O reboot perdeu um pouco daquele ar cyberpunk que surgia na cultura pop no começo dos anos oitenta, tudo muito escuro, roupas de couro e com luzes neon pra todo lado. A direção de arte não resgatou essa aura vista no primeiro filme, aproximando muito mais os personagens principais da resistência vista no quarto longa do que de toda arte conceitual sombria do filme de Cameron. Aqui, a cinematografia Kramer Morgenthau ressalta muito mais o aspecto tecnológico do mundo de 2017, usando muito azul e prata para compor dos cenários.
Aliás, esse mundo de 2017 é um problemão no filme. Primeiro que os roteiristas insistem em utilizar as tecnologias atuais para, de certa forma, colocar a nomofobia como porta de entrada para a revolução das máquinas, o que é outro discurso que soa vazio e… estúpido. O Projeto Gênesis é uma tolice desnecessária. Não passa de uma crítica rasa ao nosso comportamento com smartphones. Chega a ser utilizado como count down durante o clímax e ainda assim, visto a maneira que é utilizado, ele mesmo se anula.

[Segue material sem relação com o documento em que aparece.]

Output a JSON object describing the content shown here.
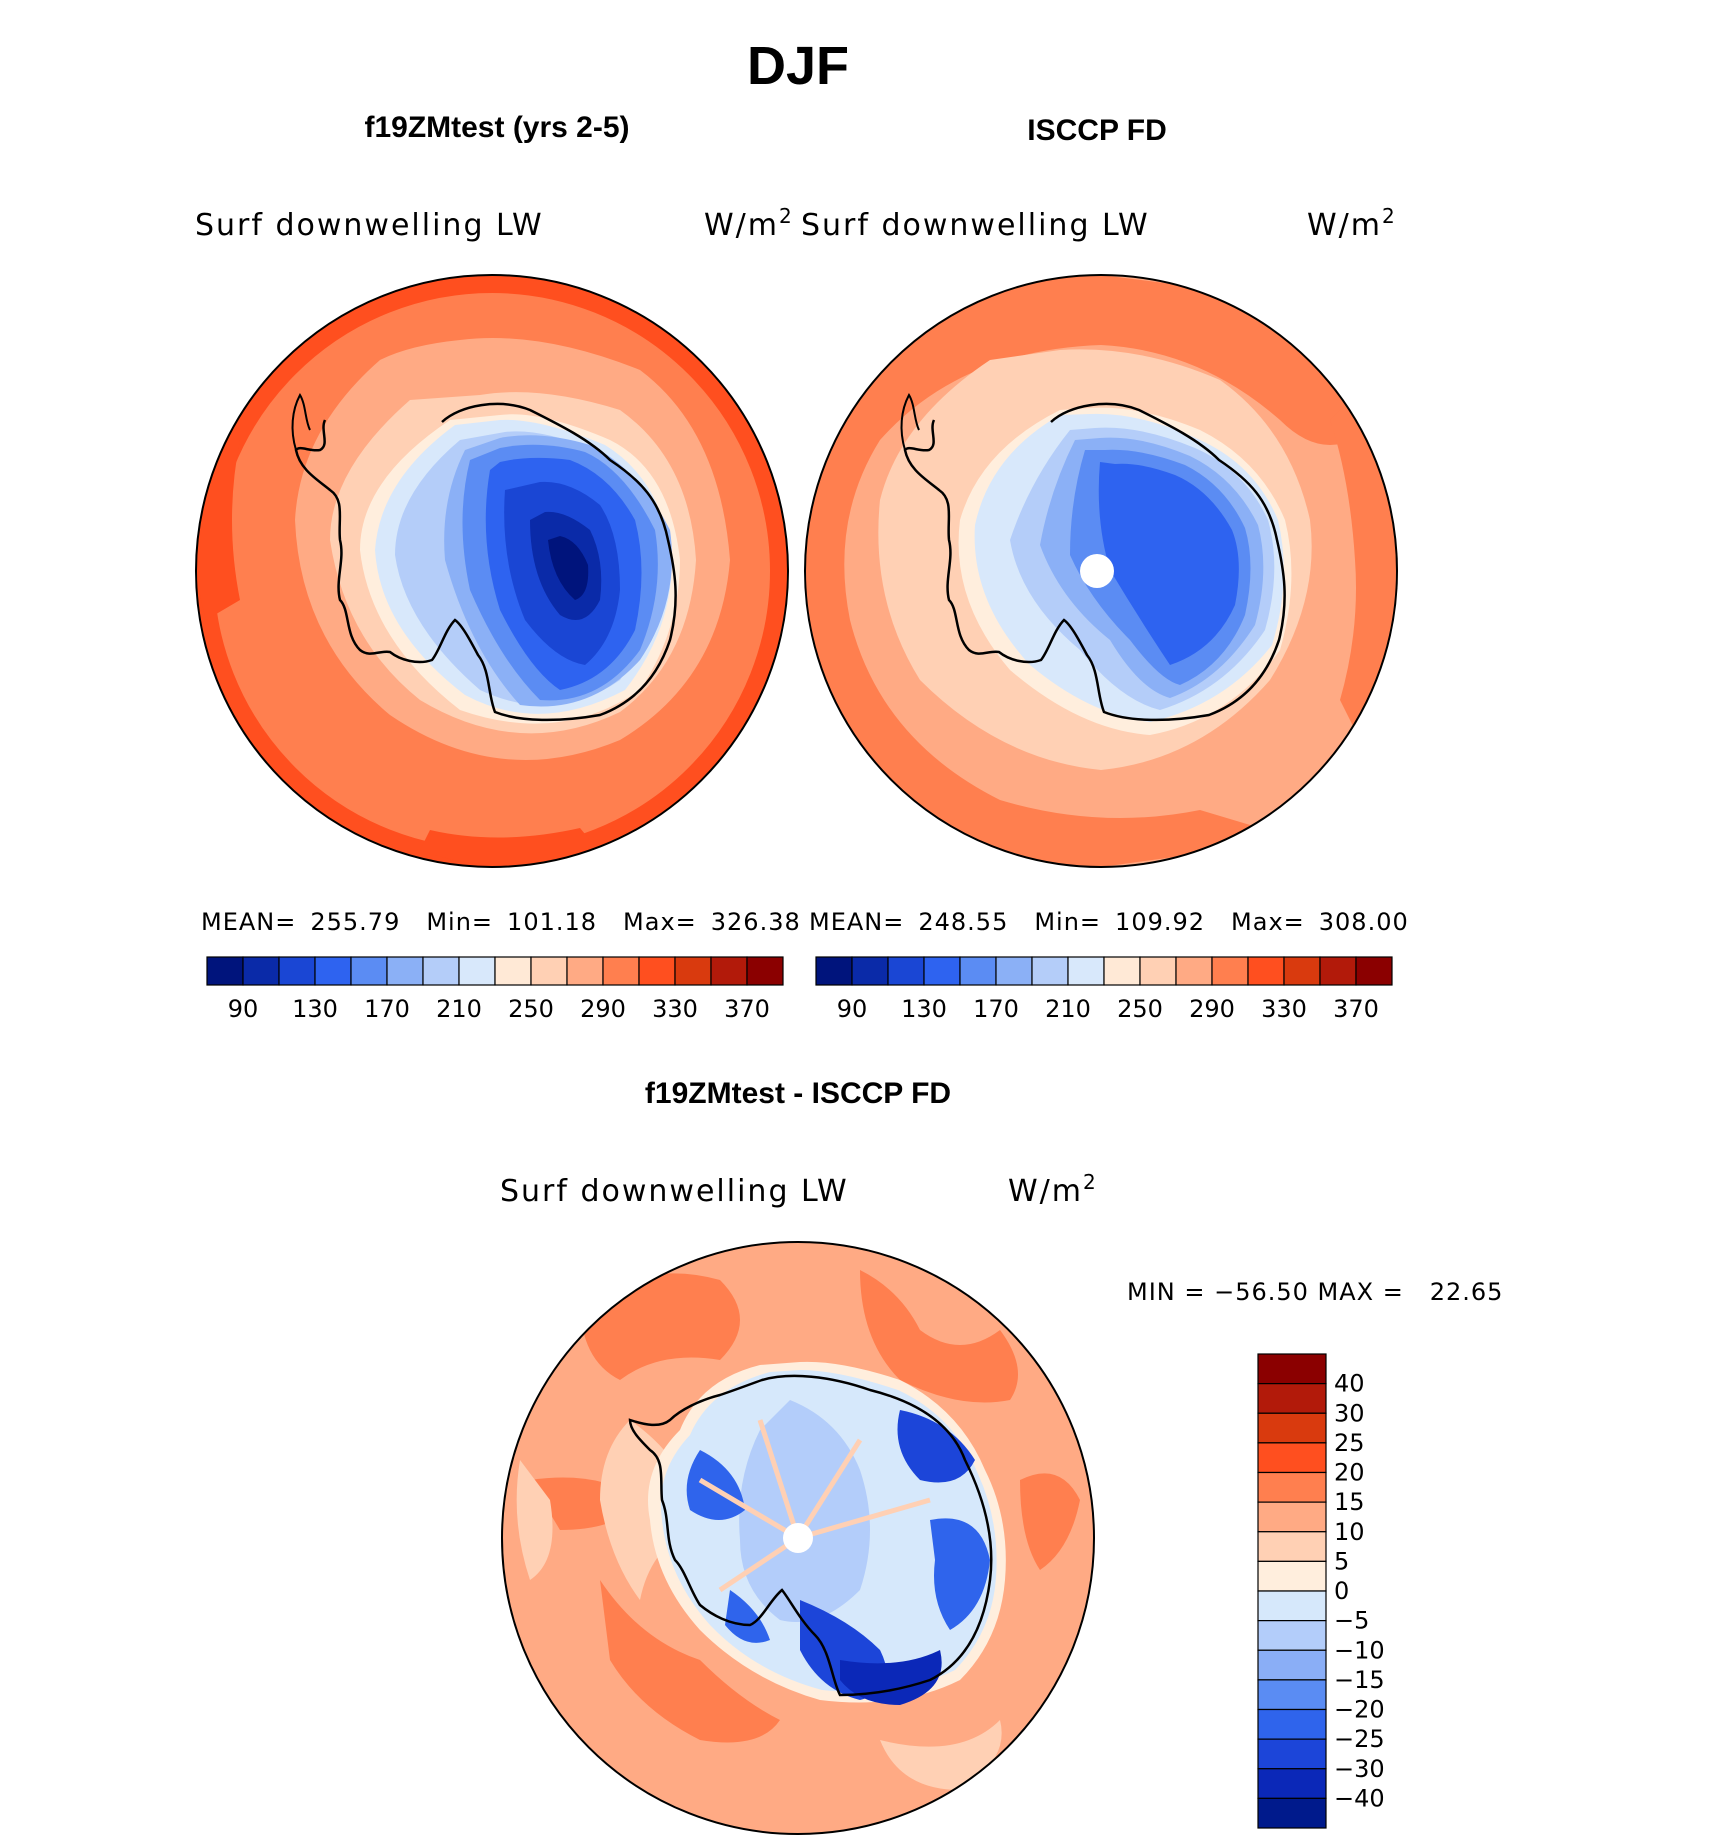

Além disso, não há nenhum impacto em como os personagens que viajam no tempo para o futuro (especialmente Sarah) se relacionam com o mundo bem diferente da década de oitenta. E deveria: há um momento em que Sarah precisa utilizar uma tecnologia de biometria para liberar um controle de acesso e não há ali a menor hesitação da personagem diante de algo que supostamente nunca vira. Quer saber? Pensando nessa utilização da internet para domínio global, Ultron é muito mais interessante que a Skynet.
Das interpretações, vale muito rever Arnold (com trabalho de maquiagem bem divertido) no papel de T-800. O ator veterano reinventa o personagem, funciona como principal alívio cômico e estabelece ótima dinâmica com Emilia Clarke e Jai Courtney – que sozinhos conseguiriam pouca expressão, tal como o John Connor nada carismático de Jason Clarke. Funcionam mais ou menos, mas funcionam. O que não funciona nada é o personagem de J.K. Simmons, totalmente desperdiçado nesse filme.
O filme tem efeitos visuais e especiais que garantem a diversão do começo ao fim, além de uma trilha sonora que faz jus aos primeiros filmes, trazendo os acordes graves e retumbantes que marcam a presença do T-800 todas as vezes que ele entra em ação.
Fica sim uma boa promessa para novos filmes. Se pensarmos que Emilia Clarke agora vive uma personagem que tem desde a infância uma vida cheia de intervenções do futuro, podemos esperar tramas complexas e, tomara, inteligentes. É só partir pra ficção científica e parar de querer explicar tudo o que acontece na tela.